Book is tight and with slight tilt (less than 1/8") - spine is slightly dished with several faint lines overlaying some raised wrinkles (those are as printed / sold that way.) No stamps, marks or writing.

You could call this a collection of related stories - or a fix-up. The stories are only loosely related, fitting into a common "future history" and often featuring or mentioning a member of the Webster family. The title comes from a notion discussed in the first story: the idea that Cities have or will become obsolete because of advances in transportation and general decentralization - one of side effects of which is that cities were no longer worthwhile targets in the case of atomic war. Humanity diverges and goes many ways: some to the stars, some to Jupiter, some to the woods to become stranger and stranger.
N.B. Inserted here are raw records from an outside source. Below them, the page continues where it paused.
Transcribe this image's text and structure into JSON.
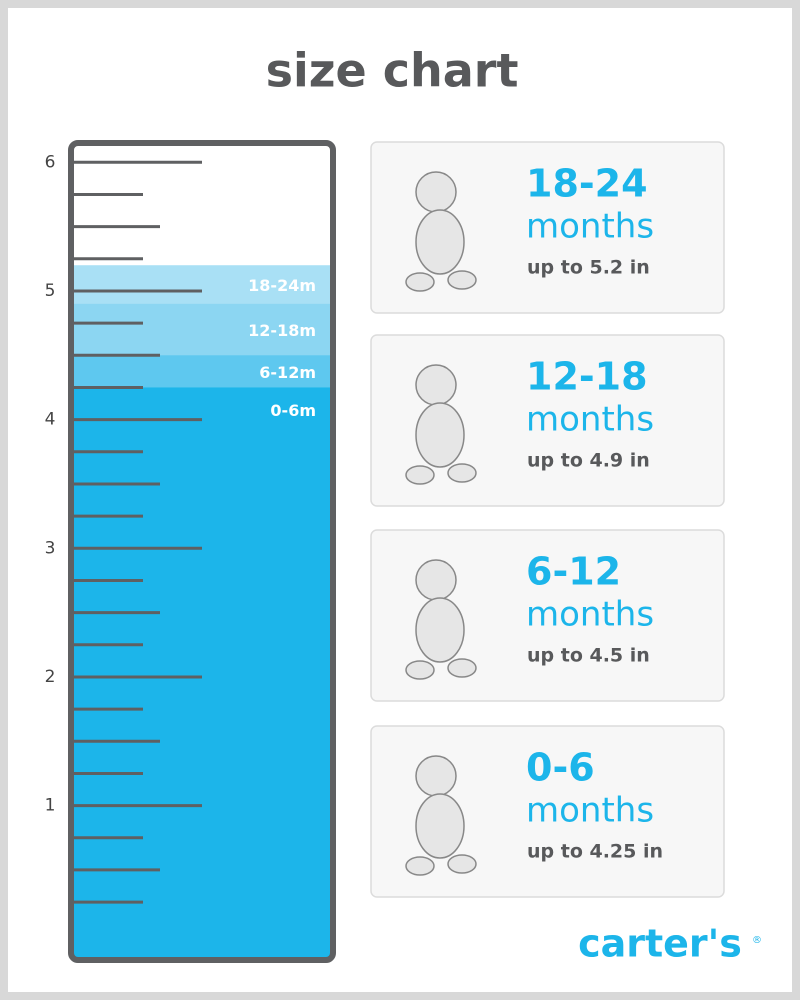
{
  "title": "size chart",
  "ruler": {
    "ylim": [
      -0.2,
      6.15
    ],
    "yticks": [
      1,
      2,
      3,
      4,
      5,
      6
    ],
    "minor_ticks": [
      0.25,
      0.5,
      0.75,
      1.25,
      1.5,
      1.75,
      2.25,
      2.5,
      2.75,
      3.25,
      3.5,
      3.75,
      4.25,
      4.5,
      4.75,
      5.25,
      5.5,
      5.75
    ],
    "bands": [
      {
        "label": "18-24m",
        "value": 5.2,
        "color": "#a9e0f5"
      },
      {
        "label": "12-18m",
        "value": 4.9,
        "color": "#8cd6f2"
      },
      {
        "label": "6-12m",
        "value": 4.5,
        "color": "#5ec8ef"
      },
      {
        "label": "0-6m",
        "value": 4.25,
        "color": "#1cb5ea"
      }
    ]
  },
  "cards": [
    {
      "range": "18-24",
      "unit": "months",
      "note": "up to 5.2 in"
    },
    {
      "range": "12-18",
      "unit": "months",
      "note": "up to 4.9 in"
    },
    {
      "range": "6-12",
      "unit": "months",
      "note": "up to 4.5 in"
    },
    {
      "range": "0-6",
      "unit": "months",
      "note": "up to 4.25 in"
    }
  ],
  "brand": {
    "name": "carter's",
    "mark": "®"
  }
}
It was a Webster who gave the gift of speech and culture to Dogs with a combination of surgery and training - his reasoning was that a different mind might work with humans, seeing and understanding things the human mind cannot.

What makes this seem like a "fix-up" is the framing device of a fictional introduction and story Notes (a page or 2 each, written from the viewpoint of the Dogs and Robots which survived Man's passing) which are written as if the stories were true history - and the fact that the table of contents is laid out to emphasize those "Notes" (although the story title is given just after each "Note on the First Tale" etc.) Here are the story titles:

City
Huddling Place
Census
Desertion
Paradise
Hobbies
Aesop
The Simple Way - (original title= "Trouble With Ants")

The first 7 stories originally appeared in Astounding from 1944 to 1947, and the 8th was from Fantastic Adventures (1951.) The stories are unchanged from magazine appearance; the "Editor's Preface" and "Notes" were original to the 1952 Gnome Press hardcover. These are tales where Simak broke from his beginnings as a teller of Space-Opera like "Doc" Smith, and began formulating his distinctive "pastoral" voice - incidentally collecting a good amout of acclaim and fame.

In 1981(?), Ace books came out with a revised version of City, which added "Epilogue" to the list of tales / from Astounding: The John W. Campbell Memorial Anthology, 1973.